Del pari irrilevante, contrariamente a quanto ritenuto dal TAR, è il fatto che il vincolo in parola non
comporti inedificabilità assoluta, poiché ciò non esentava gli interessati dal richiede la concessione
in sanatoria, da rilasciarsi previo parere favorevole dell’amministrazione preposta alla tutela del
medesimo vincolo.
Per le considerazioni sin qui esposte, vanno condivisi i motivi terzo e quarto d’appello, formulati in
relazione all’accoglimento da parte del TAR dei motivi di primo grado secondo, quarto e quinto,
incentrati sugli aspetti trattati.
Infine, è fondato anche il quinto mezzo d’appello, volto a contestare il dichiarato, ma del tutto
immotivato, accoglimento anche del terzo motivo del ricorso di primo grado, di violazione dell’art.
27 della stessa legge n. 47 del 1985 in quanto l’esecuzione d’ufficio della demolizione non sarebbe
stata preceduta dalla valutazione tecnico economica dell’intervento.
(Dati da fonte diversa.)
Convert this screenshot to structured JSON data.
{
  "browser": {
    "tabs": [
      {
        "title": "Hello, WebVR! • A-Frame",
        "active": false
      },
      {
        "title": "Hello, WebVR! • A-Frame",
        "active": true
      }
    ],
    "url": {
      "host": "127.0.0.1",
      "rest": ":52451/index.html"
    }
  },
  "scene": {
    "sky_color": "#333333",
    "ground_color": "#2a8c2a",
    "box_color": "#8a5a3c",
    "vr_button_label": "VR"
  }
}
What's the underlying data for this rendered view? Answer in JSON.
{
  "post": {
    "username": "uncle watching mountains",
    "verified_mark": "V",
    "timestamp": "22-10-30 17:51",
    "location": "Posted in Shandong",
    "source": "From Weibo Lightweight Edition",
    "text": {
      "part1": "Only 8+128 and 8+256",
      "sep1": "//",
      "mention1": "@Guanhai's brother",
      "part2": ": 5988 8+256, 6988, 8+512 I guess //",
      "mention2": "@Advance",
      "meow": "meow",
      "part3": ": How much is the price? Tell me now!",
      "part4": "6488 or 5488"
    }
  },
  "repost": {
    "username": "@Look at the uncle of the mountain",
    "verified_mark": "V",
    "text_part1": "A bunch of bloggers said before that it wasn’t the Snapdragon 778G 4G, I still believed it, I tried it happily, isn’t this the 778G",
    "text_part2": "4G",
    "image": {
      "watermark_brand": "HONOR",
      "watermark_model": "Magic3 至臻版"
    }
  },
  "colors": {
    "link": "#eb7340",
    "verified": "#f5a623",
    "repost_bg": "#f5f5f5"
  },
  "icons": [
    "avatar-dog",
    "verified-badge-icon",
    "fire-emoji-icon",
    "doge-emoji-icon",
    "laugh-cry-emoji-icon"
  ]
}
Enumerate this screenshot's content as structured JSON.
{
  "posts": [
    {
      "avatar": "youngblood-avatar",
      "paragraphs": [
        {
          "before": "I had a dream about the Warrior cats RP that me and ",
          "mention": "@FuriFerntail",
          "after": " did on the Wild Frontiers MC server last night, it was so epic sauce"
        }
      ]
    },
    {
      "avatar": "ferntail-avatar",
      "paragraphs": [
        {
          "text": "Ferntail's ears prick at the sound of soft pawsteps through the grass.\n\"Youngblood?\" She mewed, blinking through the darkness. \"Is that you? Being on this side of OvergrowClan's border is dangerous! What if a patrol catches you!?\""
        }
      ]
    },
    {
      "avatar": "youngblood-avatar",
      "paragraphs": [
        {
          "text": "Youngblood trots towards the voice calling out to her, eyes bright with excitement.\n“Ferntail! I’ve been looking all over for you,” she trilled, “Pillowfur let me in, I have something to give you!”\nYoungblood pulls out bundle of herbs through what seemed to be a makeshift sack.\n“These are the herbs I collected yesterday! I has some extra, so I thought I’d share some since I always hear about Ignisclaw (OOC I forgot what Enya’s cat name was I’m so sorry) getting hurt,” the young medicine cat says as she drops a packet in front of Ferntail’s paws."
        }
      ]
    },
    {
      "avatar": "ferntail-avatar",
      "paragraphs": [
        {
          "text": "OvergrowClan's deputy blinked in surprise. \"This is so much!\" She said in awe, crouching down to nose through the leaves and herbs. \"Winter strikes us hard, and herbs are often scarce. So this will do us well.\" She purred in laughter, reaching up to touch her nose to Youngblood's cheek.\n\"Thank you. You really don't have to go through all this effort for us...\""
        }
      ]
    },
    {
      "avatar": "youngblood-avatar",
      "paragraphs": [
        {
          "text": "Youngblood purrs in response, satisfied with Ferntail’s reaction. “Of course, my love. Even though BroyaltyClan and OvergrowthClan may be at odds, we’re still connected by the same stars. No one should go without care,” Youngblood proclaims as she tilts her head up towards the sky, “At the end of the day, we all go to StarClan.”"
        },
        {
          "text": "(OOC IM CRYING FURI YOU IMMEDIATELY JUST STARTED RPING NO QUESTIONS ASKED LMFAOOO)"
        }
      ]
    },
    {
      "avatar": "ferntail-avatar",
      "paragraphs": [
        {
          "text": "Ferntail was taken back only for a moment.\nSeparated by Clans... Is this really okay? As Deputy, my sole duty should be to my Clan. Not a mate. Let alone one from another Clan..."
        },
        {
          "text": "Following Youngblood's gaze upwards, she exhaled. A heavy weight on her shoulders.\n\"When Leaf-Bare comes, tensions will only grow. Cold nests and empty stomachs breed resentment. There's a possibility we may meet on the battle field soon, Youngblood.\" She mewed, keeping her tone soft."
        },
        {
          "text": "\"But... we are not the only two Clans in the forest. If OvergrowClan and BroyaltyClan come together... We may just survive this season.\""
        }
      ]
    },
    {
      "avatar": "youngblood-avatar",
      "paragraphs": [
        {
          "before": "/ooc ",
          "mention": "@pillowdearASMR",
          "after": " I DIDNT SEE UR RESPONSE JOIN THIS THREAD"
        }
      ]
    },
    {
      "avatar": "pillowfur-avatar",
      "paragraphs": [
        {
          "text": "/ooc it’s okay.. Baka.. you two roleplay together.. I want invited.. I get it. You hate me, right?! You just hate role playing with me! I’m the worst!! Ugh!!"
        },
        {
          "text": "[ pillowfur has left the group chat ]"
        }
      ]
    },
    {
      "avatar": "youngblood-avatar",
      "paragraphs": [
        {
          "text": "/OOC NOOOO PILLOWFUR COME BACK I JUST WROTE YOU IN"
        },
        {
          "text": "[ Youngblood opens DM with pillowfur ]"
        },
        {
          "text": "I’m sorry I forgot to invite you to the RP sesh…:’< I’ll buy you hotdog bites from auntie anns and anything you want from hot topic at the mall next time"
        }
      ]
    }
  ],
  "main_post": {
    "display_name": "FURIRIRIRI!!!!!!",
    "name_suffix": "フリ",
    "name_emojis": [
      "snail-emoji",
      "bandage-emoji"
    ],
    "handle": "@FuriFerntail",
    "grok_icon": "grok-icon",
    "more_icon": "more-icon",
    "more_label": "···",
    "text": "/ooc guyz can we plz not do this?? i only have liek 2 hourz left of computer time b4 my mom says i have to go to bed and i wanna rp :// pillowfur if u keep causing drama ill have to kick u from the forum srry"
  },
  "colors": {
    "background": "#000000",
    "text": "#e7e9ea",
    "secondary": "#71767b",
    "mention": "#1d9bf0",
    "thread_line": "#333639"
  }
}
I provvedimenti impugnati
recano, invero, l’espresso richiamo alla procedura prevista dal detto art. 27, quindi alla
sottoposizione all’approvazione della Giunta della valutazione-tecnico economica demandata
all’ingegnere dirigente dell’Ente ed all’affidamento dei lavori con le prescritte modalità.
In conclusione, l’appello dev’essere accolto sotto il profilo sostanziale, senza che occorra esaminare
i motivi d’appello primo e secondo, incentrati su questioni di rito.
Tuttavia, tenuto conto sia delle finalità che della risalenza nel tempo del commesso abuso di cui si è
discusso, si ravvisano eque ragioni affinché possa essere disposta la compensazione tra le parti delle
spese di entrambi i gradi.

P.Q.M.

Il Consiglio di Stato in sede giurisdizionale (Sezione Quinta), definitivamente pronunciando


sull’appello, come in epigrafe proposto, lo accoglie e per l’effetto, in riforma della sentenza
appellata, respinge i ricorsi di primo grado.
Spese compensate.
Ordina che la presente sentenza sia eseguita dall’autorità amministrativa.